Services

Marché de l’eau : le Conseil de la concurrence demande au ministre de remettre en cause les filiales communes de la CGE et de la SLDE

Publié le 17 juillet 2002

eau

Par une décision du 11 juillet 2002, le Conseil de la concurrence, qui s'était saisi d'office, a établi que les sociétés Compagnie générale des eaux (CGE) et la Lyonnaise des eaux (SLDE) détiennent une position dominante collective sur les marchés de l'eau et de l'assainissement et qu'elles en ont abusé. Il a appliqué pour la première fois l'article L. 430-9 du code de commerce en demandant au ministre de l'économie le réexamen, pouvant aller jusqu'au démantèlement des filiales communes que les entreprises en cause avaient créées conjointement.

Les marchés de la distribution et de l'assainissement d'eau sont dominés collectivement par deux grands groupes : la CGE et la SLDE

Les marchés de l'assainissement et de la distribution d'eau sont des marchés très concentrés. La CGE et la SLDE détiennent environ 85 % de ces marchés et ces deux groupes ont créé des entreprises communes dans plusieurs régions.

Le Conseil a considéré que la CGE et la SLDE détiennent une position dominante collective sur les marchés de la distribution et de l'assainissement de l'eau, prenant en considération les éléments suivants :

  • l'importance de leur part de marché respective ;
  • l'existence de liens structurels entre elles ;
  • la nature même du marché (faiblement contestable) et les caractéristiques du produit (homogénéité et faible élasticité du prix par rapport à la demande), propres à favoriser des comportements de collusion.
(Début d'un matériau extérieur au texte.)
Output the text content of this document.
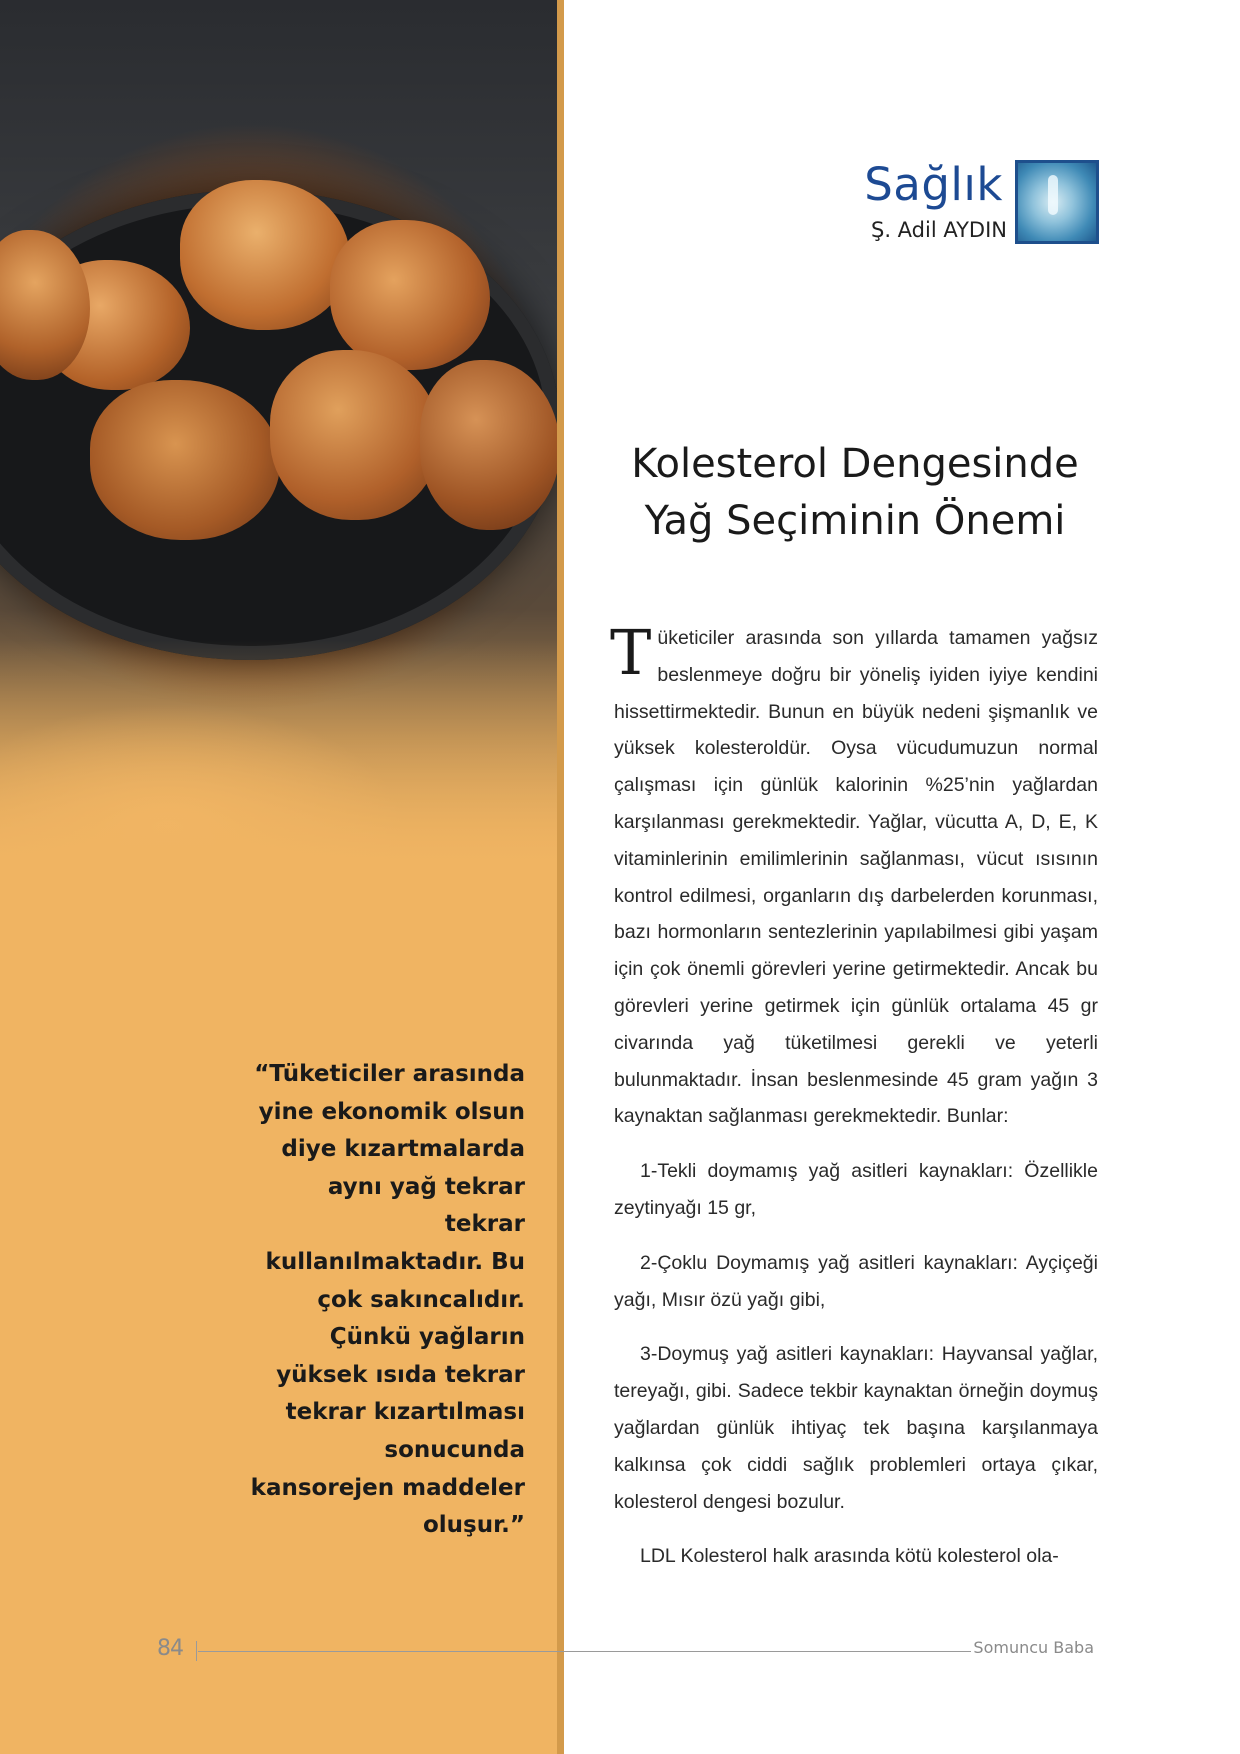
“Tüketiciler arasında yine ekonomik olsun diye kızartmalarda aynı yağ tekrar tekrar kullanılmaktadır. Bu çok sakıncalıdır. Çünkü yağların yüksek ısıda tekrar tekrar kızartılması sonucunda kansorejen maddeler oluşur.”
Sağlık
Ş. Adil AYDIN
Kolesterol Dengesinde
Yağ Seçiminin Önemi

Tüketiciler arasında son yıllarda tamamen yağsız beslenmeye doğru bir yöneliş iyiden iyiye kendini hissettirmektedir. Bunun en büyük nedeni şişmanlık ve yüksek kolesteroldür. Oysa vücudumuzun normal çalışması için günlük kalorinin %25’nin yağlardan karşılanması gerekmektedir. Yağlar, vücutta A, D, E, K vitaminlerinin emilimlerinin sağlanması, vücut ısısının kontrol edilmesi, organların dış darbelerden korunması, bazı hormonların sentezlerinin yapılabilmesi gibi yaşam için çok önemli görevleri yerine getirmektedir. Ancak bu görevleri yerine getirmek için günlük ortalama 45 gr civarında yağ tüketilmesi gerekli ve yeterli bulunmaktadır. İnsan beslenmesinde 45 gram yağın 3 kaynaktan sağlanması gerekmektedir. Bunlar:

1-Tekli doymamış yağ asitleri kaynakları: Özellikle zeytinyağı 15 gr,

2-Çoklu Doymamış yağ asitleri kaynakları: Ayçiçeği yağı, Mısır özü yağı gibi,

3-Doymuş yağ asitleri kaynakları: Hayvansal yağlar, tereyağı, gibi. Sadece tekbir kaynaktan örneğin doymuş yağlardan günlük ihtiyaç tek başına karşılanmaya kalkınsa çok ciddi sağlık problemleri ortaya çıkar, kolesterol dengesi bozulur.

LDL Kolesterol halk arasında kötü kolesterol ola-

84	Somuncu Baba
Le jeu de la concurrence faussé lors des appels d'offres publics

Lors de plusieurs appels d'offres publics lancés par des collectivités, à partir de juin 1997, les sociétés mères se sont abstenues de présenter leur candidature. En renonçant à répondre à ces appels d'offres et à se positionner en concurrence avec leurs filiales communes, les sociétés CGE et SLDE ont limité l'intensité de la concurrence. Le Conseil a estimé qu'elles avaient ainsi abusé de leur position dominante collective car une entreprise ou un groupe d'entreprises en position dominante a la "responsabilité particulière de ne pas porter atteinte, par son comportement, à une concurrence effective sur le marché".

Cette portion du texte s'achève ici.